Multi-Player Bandits -- a Musical Chairs Approach
This addresses resource allocation in decentralized systems like cognitive radio networks, offering a novel solution to a known bottleneck with practical implications.
The paper tackles the stochastic multi-armed bandit problem with multiple players and collisions, motivated by cognitive radio networks, and presents communication-free algorithms (Musical Chairs and Dynamic Musical Chairs) that achieve constant regret with high probability and sublinear regret for dynamic player settings, without prior knowledge of player numbers.

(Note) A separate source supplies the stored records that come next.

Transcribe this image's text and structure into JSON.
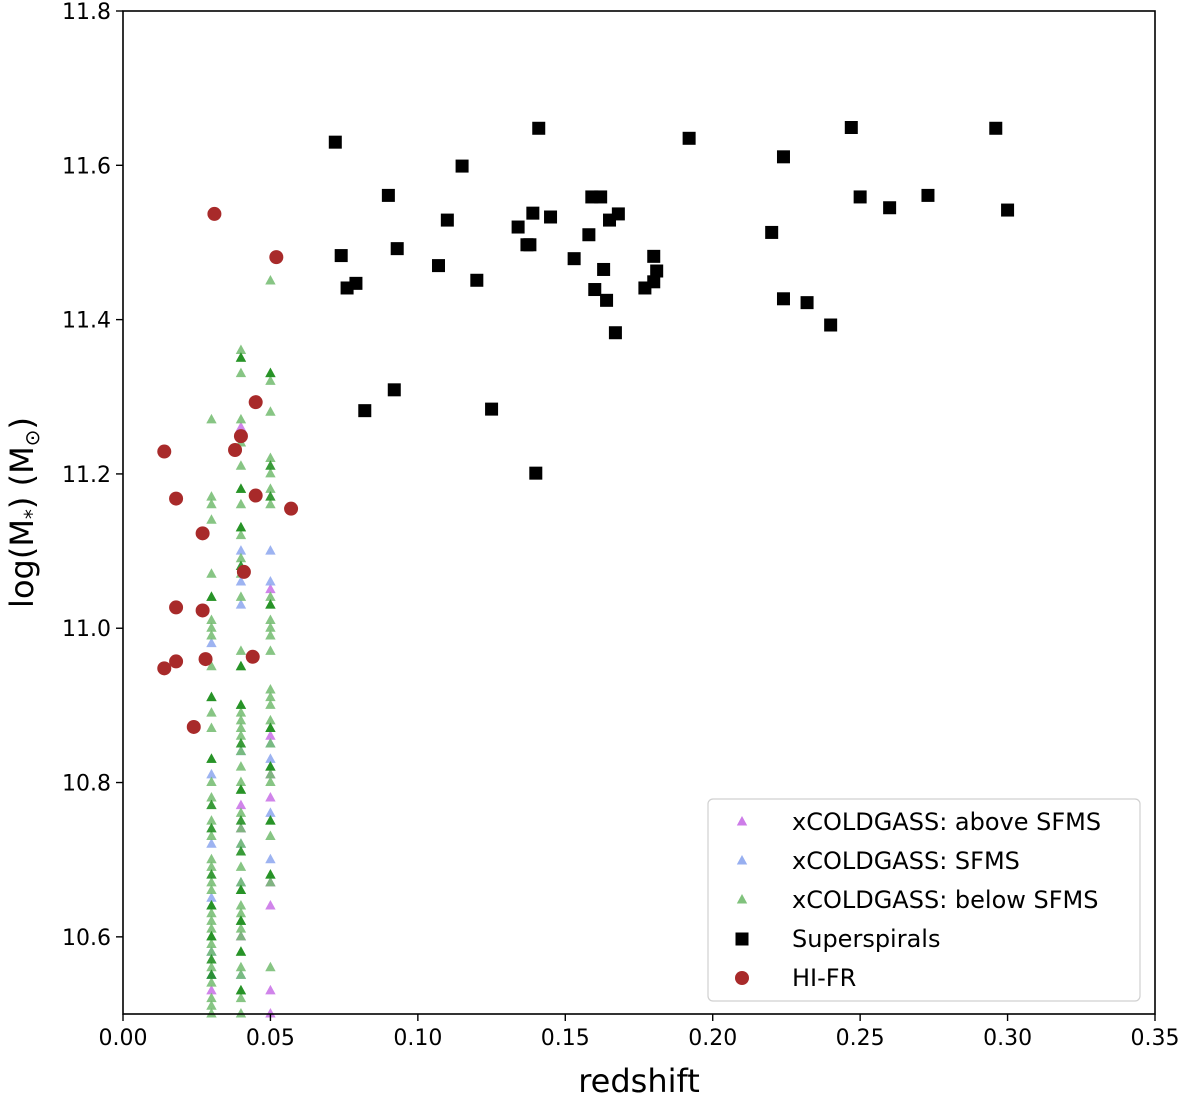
{
  "chart_data": {
    "type": "scatter",
    "xlabel": "redshift",
    "ylabel_parts": [
      "log(M",
      "*",
      ") (M",
      "⊙",
      ")"
    ],
    "xlim": [
      0.0,
      0.35
    ],
    "ylim": [
      10.5,
      11.8
    ],
    "xticks": [
      "0.00",
      "0.05",
      "0.10",
      "0.15",
      "0.20",
      "0.25",
      "0.30",
      "0.35"
    ],
    "yticks": [
      "10.6",
      "10.8",
      "11.0",
      "11.2",
      "11.4",
      "11.6",
      "11.8"
    ],
    "legend_position": "lower-right",
    "colors": {
      "above": "#c86ee6",
      "sfms": "#8ca6ee",
      "below_light": "#72bb6e",
      "below_dark": "#168a16",
      "superspirals": "#000000",
      "hifr": "#a82a2a"
    },
    "series": [
      {
        "name": "xCOLDGASS: above SFMS",
        "marker": "triangle",
        "color": "#c86ee6",
        "points": [
          [
            0.04,
            11.26
          ],
          [
            0.05,
            11.05
          ],
          [
            0.05,
            10.86
          ],
          [
            0.05,
            10.78
          ],
          [
            0.05,
            10.67
          ],
          [
            0.05,
            10.64
          ],
          [
            0.05,
            10.53
          ],
          [
            0.05,
            10.5
          ],
          [
            0.04,
            10.77
          ],
          [
            0.04,
            10.6
          ],
          [
            0.03,
            10.53
          ],
          [
            0.04,
            10.74
          ],
          [
            0.05,
            10.81
          ]
        ]
      },
      {
        "name": "xCOLDGASS: SFMS",
        "marker": "triangle",
        "color": "#8ca6ee",
        "points": [
          [
            0.05,
            11.1
          ],
          [
            0.04,
            11.1
          ],
          [
            0.04,
            11.03
          ],
          [
            0.03,
            10.98
          ],
          [
            0.05,
            10.85
          ],
          [
            0.05,
            10.83
          ],
          [
            0.05,
            10.76
          ],
          [
            0.05,
            10.7
          ],
          [
            0.04,
            10.72
          ],
          [
            0.04,
            10.67
          ],
          [
            0.04,
            10.55
          ],
          [
            0.03,
            10.81
          ],
          [
            0.03,
            10.72
          ],
          [
            0.03,
            10.58
          ],
          [
            0.03,
            10.55
          ],
          [
            0.05,
            11.06
          ],
          [
            0.04,
            11.06
          ],
          [
            0.04,
            10.84
          ],
          [
            0.03,
            10.65
          ]
        ]
      },
      {
        "name": "xCOLDGASS: below SFMS",
        "marker": "triangle",
        "color": "#72bb6e",
        "points": [
          [
            0.05,
            11.45
          ],
          [
            0.04,
            11.36
          ],
          [
            0.04,
            11.35
          ],
          [
            0.04,
            11.33
          ],
          [
            0.05,
            11.33
          ],
          [
            0.05,
            11.32
          ],
          [
            0.05,
            11.28
          ],
          [
            0.03,
            11.27
          ],
          [
            0.04,
            11.27
          ],
          [
            0.04,
            11.24
          ],
          [
            0.05,
            11.22
          ],
          [
            0.05,
            11.2
          ],
          [
            0.04,
            11.21
          ],
          [
            0.05,
            11.18
          ],
          [
            0.04,
            11.18
          ],
          [
            0.03,
            11.17
          ],
          [
            0.03,
            11.16
          ],
          [
            0.04,
            11.16
          ],
          [
            0.05,
            11.16
          ],
          [
            0.03,
            11.14
          ],
          [
            0.04,
            11.13
          ],
          [
            0.04,
            11.12
          ],
          [
            0.04,
            11.09
          ],
          [
            0.04,
            11.07
          ],
          [
            0.03,
            11.07
          ],
          [
            0.05,
            11.04
          ],
          [
            0.03,
            11.04
          ],
          [
            0.04,
            11.04
          ],
          [
            0.05,
            11.03
          ],
          [
            0.03,
            11.01
          ],
          [
            0.05,
            11.01
          ],
          [
            0.03,
            11.0
          ],
          [
            0.05,
            11.0
          ],
          [
            0.03,
            10.99
          ],
          [
            0.05,
            10.99
          ],
          [
            0.04,
            10.97
          ],
          [
            0.05,
            10.97
          ],
          [
            0.03,
            10.95
          ],
          [
            0.04,
            10.95
          ],
          [
            0.05,
            10.92
          ],
          [
            0.05,
            10.91
          ],
          [
            0.05,
            10.9
          ],
          [
            0.03,
            10.91
          ],
          [
            0.04,
            10.9
          ],
          [
            0.04,
            10.89
          ],
          [
            0.05,
            10.88
          ],
          [
            0.03,
            10.89
          ],
          [
            0.04,
            10.88
          ],
          [
            0.05,
            10.87
          ],
          [
            0.04,
            10.87
          ],
          [
            0.03,
            10.87
          ],
          [
            0.04,
            10.86
          ],
          [
            0.05,
            10.85
          ],
          [
            0.04,
            10.84
          ],
          [
            0.05,
            10.82
          ],
          [
            0.04,
            10.82
          ],
          [
            0.05,
            10.81
          ],
          [
            0.03,
            10.83
          ],
          [
            0.04,
            10.8
          ],
          [
            0.03,
            10.8
          ],
          [
            0.05,
            10.8
          ],
          [
            0.04,
            10.79
          ],
          [
            0.03,
            10.78
          ],
          [
            0.05,
            10.75
          ],
          [
            0.04,
            10.76
          ],
          [
            0.03,
            10.75
          ],
          [
            0.04,
            10.74
          ],
          [
            0.05,
            10.73
          ],
          [
            0.03,
            10.73
          ],
          [
            0.04,
            10.72
          ],
          [
            0.03,
            10.7
          ],
          [
            0.04,
            10.69
          ],
          [
            0.03,
            10.69
          ],
          [
            0.05,
            10.68
          ],
          [
            0.04,
            10.67
          ],
          [
            0.03,
            10.67
          ],
          [
            0.04,
            10.66
          ],
          [
            0.03,
            10.66
          ],
          [
            0.05,
            10.67
          ],
          [
            0.03,
            10.64
          ],
          [
            0.04,
            10.64
          ],
          [
            0.03,
            10.63
          ],
          [
            0.04,
            10.63
          ],
          [
            0.03,
            10.62
          ],
          [
            0.04,
            10.62
          ],
          [
            0.03,
            10.61
          ],
          [
            0.04,
            10.61
          ],
          [
            0.03,
            10.6
          ],
          [
            0.04,
            10.6
          ],
          [
            0.03,
            10.59
          ],
          [
            0.04,
            10.58
          ],
          [
            0.03,
            10.58
          ],
          [
            0.05,
            10.56
          ],
          [
            0.04,
            10.56
          ],
          [
            0.03,
            10.56
          ],
          [
            0.04,
            10.55
          ],
          [
            0.03,
            10.54
          ],
          [
            0.04,
            10.53
          ],
          [
            0.03,
            10.52
          ],
          [
            0.04,
            10.52
          ],
          [
            0.03,
            10.51
          ],
          [
            0.04,
            10.5
          ],
          [
            0.03,
            10.5
          ]
        ]
      },
      {
        "name": "xCOLDGASS: below SFMS (dark)",
        "legend": false,
        "marker": "triangle",
        "color": "#168a16",
        "points": [
          [
            0.05,
            11.33
          ],
          [
            0.04,
            11.35
          ],
          [
            0.05,
            11.21
          ],
          [
            0.04,
            11.18
          ],
          [
            0.05,
            11.17
          ],
          [
            0.04,
            11.13
          ],
          [
            0.04,
            11.08
          ],
          [
            0.03,
            11.04
          ],
          [
            0.05,
            11.03
          ],
          [
            0.04,
            10.95
          ],
          [
            0.03,
            10.91
          ],
          [
            0.04,
            10.9
          ],
          [
            0.05,
            10.87
          ],
          [
            0.04,
            10.85
          ],
          [
            0.03,
            10.83
          ],
          [
            0.05,
            10.82
          ],
          [
            0.04,
            10.79
          ],
          [
            0.03,
            10.77
          ],
          [
            0.04,
            10.75
          ],
          [
            0.05,
            10.75
          ],
          [
            0.03,
            10.74
          ],
          [
            0.04,
            10.71
          ],
          [
            0.03,
            10.68
          ],
          [
            0.05,
            10.68
          ],
          [
            0.04,
            10.66
          ],
          [
            0.03,
            10.64
          ],
          [
            0.04,
            10.62
          ],
          [
            0.03,
            10.6
          ],
          [
            0.04,
            10.58
          ],
          [
            0.03,
            10.57
          ],
          [
            0.03,
            10.55
          ],
          [
            0.04,
            10.53
          ]
        ]
      },
      {
        "name": "Superspirals",
        "marker": "square",
        "color": "#000000",
        "points": [
          [
            0.072,
            11.63
          ],
          [
            0.074,
            11.483
          ],
          [
            0.076,
            11.441
          ],
          [
            0.079,
            11.447
          ],
          [
            0.082,
            11.282
          ],
          [
            0.09,
            11.561
          ],
          [
            0.092,
            11.309
          ],
          [
            0.093,
            11.492
          ],
          [
            0.107,
            11.47
          ],
          [
            0.11,
            11.529
          ],
          [
            0.115,
            11.599
          ],
          [
            0.12,
            11.451
          ],
          [
            0.125,
            11.284
          ],
          [
            0.134,
            11.52
          ],
          [
            0.137,
            11.497
          ],
          [
            0.138,
            11.497
          ],
          [
            0.139,
            11.538
          ],
          [
            0.14,
            11.201
          ],
          [
            0.141,
            11.648
          ],
          [
            0.145,
            11.533
          ],
          [
            0.153,
            11.479
          ],
          [
            0.158,
            11.51
          ],
          [
            0.159,
            11.559
          ],
          [
            0.16,
            11.439
          ],
          [
            0.162,
            11.559
          ],
          [
            0.163,
            11.465
          ],
          [
            0.164,
            11.425
          ],
          [
            0.165,
            11.529
          ],
          [
            0.167,
            11.383
          ],
          [
            0.168,
            11.537
          ],
          [
            0.177,
            11.441
          ],
          [
            0.18,
            11.482
          ],
          [
            0.18,
            11.449
          ],
          [
            0.181,
            11.463
          ],
          [
            0.192,
            11.635
          ],
          [
            0.22,
            11.513
          ],
          [
            0.224,
            11.427
          ],
          [
            0.224,
            11.611
          ],
          [
            0.232,
            11.422
          ],
          [
            0.24,
            11.393
          ],
          [
            0.247,
            11.649
          ],
          [
            0.25,
            11.559
          ],
          [
            0.26,
            11.545
          ],
          [
            0.273,
            11.561
          ],
          [
            0.296,
            11.648
          ],
          [
            0.3,
            11.542
          ]
        ]
      },
      {
        "name": "HI-FR",
        "marker": "circle",
        "color": "#a82a2a",
        "points": [
          [
            0.014,
            10.948
          ],
          [
            0.014,
            11.229
          ],
          [
            0.018,
            11.168
          ],
          [
            0.018,
            11.027
          ],
          [
            0.018,
            10.957
          ],
          [
            0.024,
            10.872
          ],
          [
            0.027,
            11.123
          ],
          [
            0.027,
            11.023
          ],
          [
            0.028,
            10.96
          ],
          [
            0.031,
            11.537
          ],
          [
            0.038,
            11.231
          ],
          [
            0.04,
            11.249
          ],
          [
            0.041,
            11.073
          ],
          [
            0.044,
            10.963
          ],
          [
            0.045,
            11.172
          ],
          [
            0.045,
            11.293
          ],
          [
            0.052,
            11.481
          ],
          [
            0.057,
            11.155
          ]
        ]
      }
    ]
  }
}
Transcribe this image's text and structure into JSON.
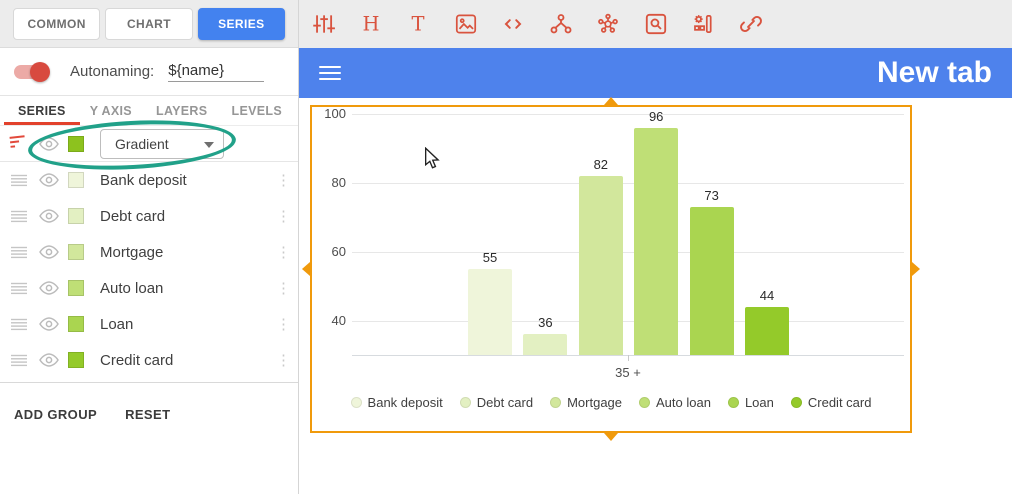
{
  "sidebar": {
    "tabs": [
      {
        "label": "COMMON",
        "active": false
      },
      {
        "label": "CHART",
        "active": false
      },
      {
        "label": "SERIES",
        "active": true
      }
    ],
    "autonaming": {
      "label": "Autonaming:",
      "value": "${name}",
      "enabled": true
    },
    "subtabs": [
      {
        "label": "SERIES",
        "active": true
      },
      {
        "label": "Y AXIS",
        "active": false
      },
      {
        "label": "LAYERS",
        "active": false
      },
      {
        "label": "LEVELS",
        "active": false
      }
    ],
    "palette_dropdown": {
      "value": "Gradient",
      "swatch_color": "#8dc21e"
    },
    "series": [
      {
        "name": "Bank deposit",
        "color": "#eff5da"
      },
      {
        "name": "Debt card",
        "color": "#e3f0c2"
      },
      {
        "name": "Mortgage",
        "color": "#d2e79c"
      },
      {
        "name": "Auto loan",
        "color": "#bfdf76"
      },
      {
        "name": "Loan",
        "color": "#aad550"
      },
      {
        "name": "Credit card",
        "color": "#94ca2a"
      }
    ],
    "footer": {
      "add_group": "ADD GROUP",
      "reset": "RESET"
    }
  },
  "toolbar": {
    "icon_color": "#d9533e",
    "icons": [
      "settings-sliders",
      "heading",
      "text",
      "image",
      "code",
      "hierarchy",
      "cluster",
      "zoom",
      "widgets",
      "link"
    ]
  },
  "header": {
    "title": "New tab",
    "background_color": "#4e82ec"
  },
  "annotation": {
    "highlight_color": "#21a189"
  },
  "selection": {
    "border_color": "#f09a0c"
  },
  "chart_data": {
    "type": "bar",
    "categories": [
      "Bank deposit",
      "Debt card",
      "Mortgage",
      "Auto loan",
      "Loan",
      "Credit card"
    ],
    "values": [
      55,
      36,
      82,
      96,
      73,
      44
    ],
    "colors": [
      "#eff5da",
      "#e3f0c2",
      "#d2e79c",
      "#bfdf76",
      "#aad550",
      "#94ca2a"
    ],
    "bar_labels": [
      55,
      36,
      82,
      96,
      73,
      44
    ],
    "x_tick_label": "35 +",
    "y_ticks": [
      40,
      60,
      80,
      100
    ],
    "ylim": [
      30,
      100
    ],
    "grid": true,
    "legend_position": "bottom",
    "title": "",
    "xlabel": "",
    "ylabel": ""
  }
}
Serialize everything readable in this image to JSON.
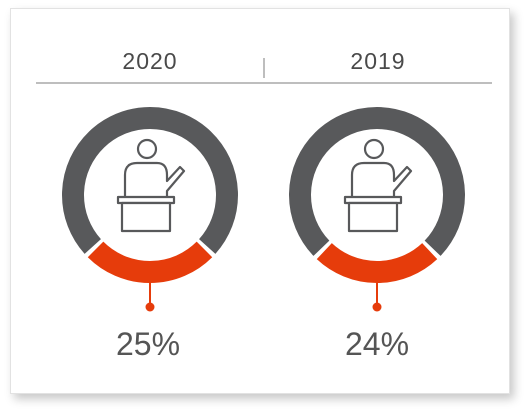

We consider a variant of the stochastic multi-armed bandit problem, where multiple players simultaneously choose from the same set of arms and may collide, receiving no reward. This setting has been motivated by problems arising in cognitive radio networks, and is especially challenging under the realistic assumption that communication between players is limited. We provide a communication-free algorithm (Musical Chairs) which attains constant regret with high probability, as well as a sublinear-regret, communication-free algorithm (Dynamic Musical Chairs) for the more difficult setting of players dynamically entering and leaving throughout the game. Moreover, both algorithms do not require prior knowledge of the number of players. To the best of our knowledge, these are the first communication-free algorithms with these types of formal guarantees. We also rigorously compare our algorithms to previous works, and complement our theoretical findings with experiments.